Par son engagement social, sa sensibilité et sa rigueur intellectuelle,
Gilles Hénault a enrichi notre littérature d’une recherche
éthique et esthétique qui traduit sa volonté profonde de
renouvellement.
De son parcours littéraire, on a vu naître un nouveau langage,
celui de l’humour, de la raison et de l’imaginaire. Avec Gilles
Hénault, le vocabulaire se métamorphose et de nouveaux rapports
avec la culture, la nature et la société s’établissent.

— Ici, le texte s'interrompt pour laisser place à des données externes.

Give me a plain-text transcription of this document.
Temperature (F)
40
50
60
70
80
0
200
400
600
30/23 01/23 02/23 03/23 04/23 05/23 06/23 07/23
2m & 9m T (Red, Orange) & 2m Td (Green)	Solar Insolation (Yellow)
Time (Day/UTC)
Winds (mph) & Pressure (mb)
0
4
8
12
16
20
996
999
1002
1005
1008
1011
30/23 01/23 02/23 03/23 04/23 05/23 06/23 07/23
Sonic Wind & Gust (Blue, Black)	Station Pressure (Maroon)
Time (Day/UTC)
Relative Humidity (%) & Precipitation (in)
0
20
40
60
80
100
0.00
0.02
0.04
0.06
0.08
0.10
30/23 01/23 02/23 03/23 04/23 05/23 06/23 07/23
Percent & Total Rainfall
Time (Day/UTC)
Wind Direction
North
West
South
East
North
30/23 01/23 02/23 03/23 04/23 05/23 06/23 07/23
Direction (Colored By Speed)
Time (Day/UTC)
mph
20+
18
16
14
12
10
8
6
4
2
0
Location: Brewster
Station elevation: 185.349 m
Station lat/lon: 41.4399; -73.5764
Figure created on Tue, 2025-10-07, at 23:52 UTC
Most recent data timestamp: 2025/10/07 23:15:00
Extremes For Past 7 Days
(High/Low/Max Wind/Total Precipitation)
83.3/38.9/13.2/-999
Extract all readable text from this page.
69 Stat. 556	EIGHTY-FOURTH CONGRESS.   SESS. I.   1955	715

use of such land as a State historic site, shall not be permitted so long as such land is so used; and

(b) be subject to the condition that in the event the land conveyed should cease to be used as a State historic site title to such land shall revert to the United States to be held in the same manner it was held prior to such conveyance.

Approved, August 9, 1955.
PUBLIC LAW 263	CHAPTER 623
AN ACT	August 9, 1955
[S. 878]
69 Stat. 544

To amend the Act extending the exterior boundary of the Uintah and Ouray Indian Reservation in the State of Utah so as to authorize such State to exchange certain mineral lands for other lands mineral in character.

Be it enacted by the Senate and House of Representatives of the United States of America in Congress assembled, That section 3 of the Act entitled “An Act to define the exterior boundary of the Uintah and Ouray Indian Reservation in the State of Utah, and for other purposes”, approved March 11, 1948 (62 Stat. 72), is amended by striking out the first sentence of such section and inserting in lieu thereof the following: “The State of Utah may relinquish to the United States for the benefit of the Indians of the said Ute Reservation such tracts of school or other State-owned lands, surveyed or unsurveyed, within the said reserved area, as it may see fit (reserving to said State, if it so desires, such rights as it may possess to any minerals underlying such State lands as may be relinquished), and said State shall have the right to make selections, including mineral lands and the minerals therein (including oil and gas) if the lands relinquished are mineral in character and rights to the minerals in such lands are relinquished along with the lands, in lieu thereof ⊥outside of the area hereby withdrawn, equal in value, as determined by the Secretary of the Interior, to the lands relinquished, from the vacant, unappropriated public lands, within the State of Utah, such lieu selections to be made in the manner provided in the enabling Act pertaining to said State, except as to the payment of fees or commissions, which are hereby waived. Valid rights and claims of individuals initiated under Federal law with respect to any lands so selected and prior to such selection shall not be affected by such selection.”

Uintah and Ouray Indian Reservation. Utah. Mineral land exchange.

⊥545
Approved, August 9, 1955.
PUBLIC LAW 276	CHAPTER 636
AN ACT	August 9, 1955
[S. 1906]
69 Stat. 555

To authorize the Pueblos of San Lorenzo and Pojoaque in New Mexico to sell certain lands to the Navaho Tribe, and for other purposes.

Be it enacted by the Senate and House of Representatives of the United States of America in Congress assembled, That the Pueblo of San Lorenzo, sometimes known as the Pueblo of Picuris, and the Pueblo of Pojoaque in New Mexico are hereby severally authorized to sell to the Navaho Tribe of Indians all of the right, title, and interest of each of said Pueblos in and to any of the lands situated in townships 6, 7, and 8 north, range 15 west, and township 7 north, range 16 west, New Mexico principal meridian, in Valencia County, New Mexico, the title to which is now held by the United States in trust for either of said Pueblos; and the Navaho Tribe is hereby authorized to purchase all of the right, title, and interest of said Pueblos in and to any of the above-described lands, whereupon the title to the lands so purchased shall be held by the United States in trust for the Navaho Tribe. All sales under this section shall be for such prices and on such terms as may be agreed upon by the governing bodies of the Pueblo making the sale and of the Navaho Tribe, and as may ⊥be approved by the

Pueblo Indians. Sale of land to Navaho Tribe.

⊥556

Signaux pour les voyants (1972), une rétrospective de ses poèmes
de 1941 à 1962, donne la mesure de cette exploration audacieuse du langage
poétique. Ces poèmes et ceux que contiennent les deux recueils
publiés plus tard, À l’inconnue nue (1984) et À
l’écoute de l’Écoumène (1991), font une
part égale à l’imaginaire et à la réflexion,
au rêve et à la réalité.
L’œuvre de Gilles Hénault porte en elle les préoccupations
de notre temps. Inspirée d’abord par les surréalistes, qui
l’atteignaient par leur volonté de changement et par les nouvelles
images et associations de mots qu’ils proposaient, elle questionne, dénonce
l’exploitation et annonce le changement par la libération de la
parole. Et pour que cette parole justement puisse s’exprimer, Hénault
participe à la fondation de diverses revues : Les Cahiers de la file
indienne, d’abord, Liberté puis Possibles.
Gilles Hénault fait partie des intellectuels de la première
heure, intimement liés aux artistes de l’avant-garde et aux bouleversements
sociaux des années cinquante. Il aurait pu se limiter à défendre
ses idées par l’écriture, avec prudence, pour éviter
de froisser l’élite politico-cléricale de l’époque.
Il a choisi l’action, demeurant fidèle aux valeurs marxistes qu’il
endossait, un choix qui n’est pas sans lien avec ses origines modestes
où, très tôt, il fut confronté à l’injustice
sociale. C’est à l’intérieur d’organisations
syndicales que son engagement se concrétise. Mais son militantisme dérange
et Hénault doit s’exiler à Sudbury où, entre 1952
et 1956, il se met au service du syndicat des mineurs. À son retour au
Québec, il travaille à La Presse et au Devoir
; il est nommé plus tard directeur du Musée d’art contemporain.
Homme d’une grande discrétion, Gilles Hénault n’en
a pas moins marqué notre société en l’incitant à
explorer de nouvelles avenues par ses mots, ses paroles et ses actions.